Für manche Frauen ist ein Zervixorgasmus ein überwältigendes Erlebnis. Andere empfinden den Druck auf den Muttermund hingegen als weniger angenehm, ja sogar als unangenehm. Jede Vagina und jeder Muttermund ist individuell. Auch jedes eingeführte Objekt, wie ein Penis oder ein Sexspielzeug, hat seinen eigenen Winkel und seine eigene Krümmung. Daher gibt es keine sicheren Methoden zur Zervixstimulation. Sie müssen experimentieren, um herauszufinden, was Ihnen einen Zervixorgasmus verschafft.

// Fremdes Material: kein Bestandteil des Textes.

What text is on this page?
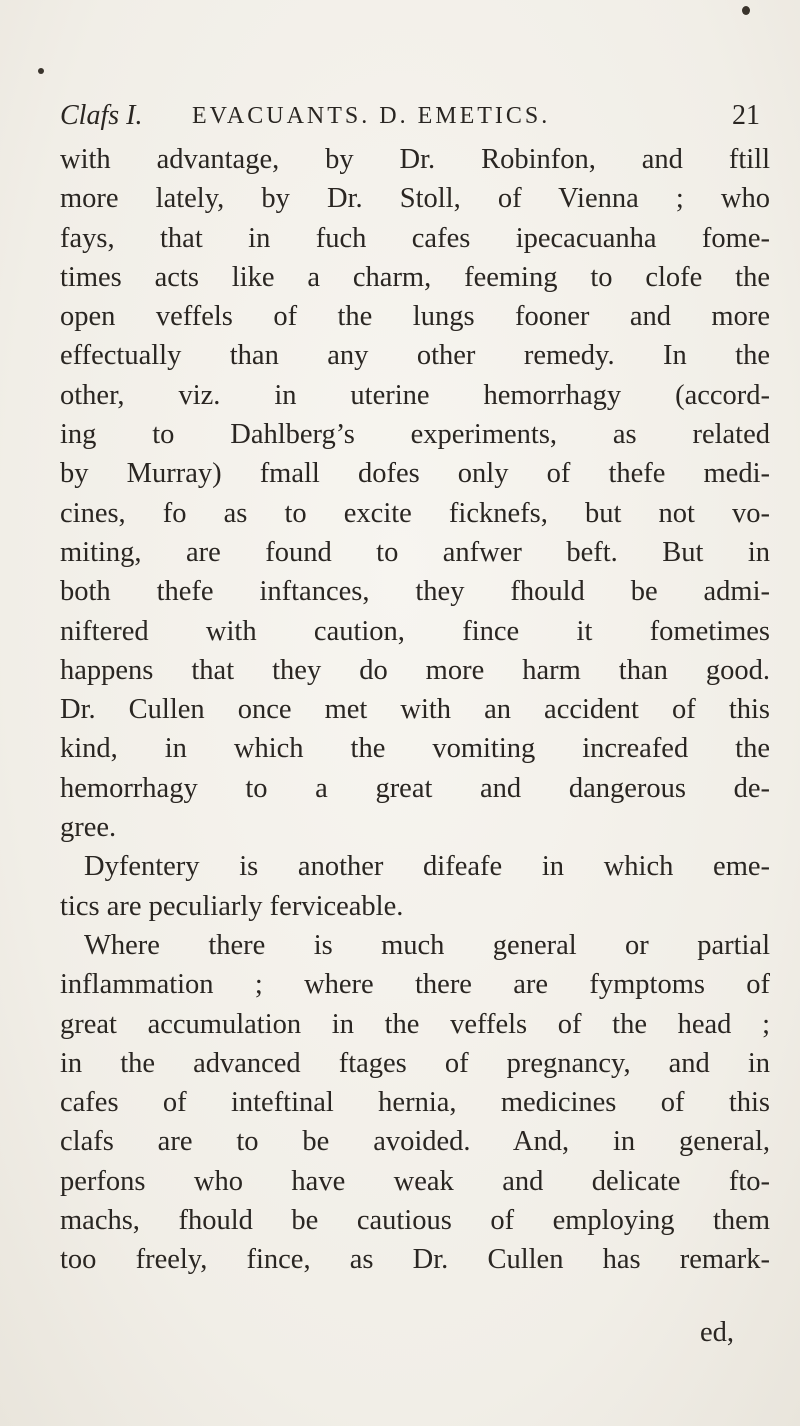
Clafs I. EVACUANTS. D. EMETICS.	21
with advantage, by Dr. Robinfon, and ftill
more lately, by Dr. Stoll, of Vienna ; who
fays, that in fuch cafes ipecacuanha fome-
times acts like a charm, feeming to clofe the
open veffels of the lungs fooner and more
effectually than any other remedy. In the
other, viz. in uterine hemorrhagy (accord-
ing to Dahlberg’s experiments, as related
by Murray) fmall dofes only of thefe medi-
cines, fo as to excite ficknefs, but not vo-
miting, are found to anfwer beft. But in
both thefe inftances, they fhould be admi-
niftered with caution, fince it fometimes
happens that they do more harm than good.
Dr. Cullen once met with an accident of this
kind, in which the vomiting increafed the
hemorrhagy to a great and dangerous de-
gree.
Dyfentery is another difeafe in which eme-
tics are peculiarly ferviceable.
Where there is much general or partial
inflammation ; where there are fymptoms of
great accumulation in the veffels of the head ;
in the advanced ftages of pregnancy, and in
cafes of inteftinal hernia, medicines of this
clafs are to be avoided. And, in general,
perfons who have weak and delicate fto-
machs, fhould be cautious of employing them
too freely, fince, as Dr. Cullen has remark-
ed,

Obwohl es schwierig sein kann, zwischen verschiedenen Arten von Orgasmen zu unterscheiden, beschreiben Menschen zervikale Orgasmen als besonders erstaunlich, wie „einen unkontrollierbaren Lustschub zwischen Bauchnabel und Vagina“ und als ein zweites, noch stärkeres Gefühl nach einem klitoralen Orgasmus.

Wenn du es endlich geschafft hast, herzlichen Glückwunsch zu diesem persönlichen Meilenstein in deinem Sexleben! Konzentriere dich aber nicht nur auf den Muttermund. Spüre stattdessen die Lust und lass dich treiben. Wenn es zum Orgasmus führt, umso besser. Und wenn dich die Suche nach Lust wieder zur Klitoris führt, ist das auch wunderbar.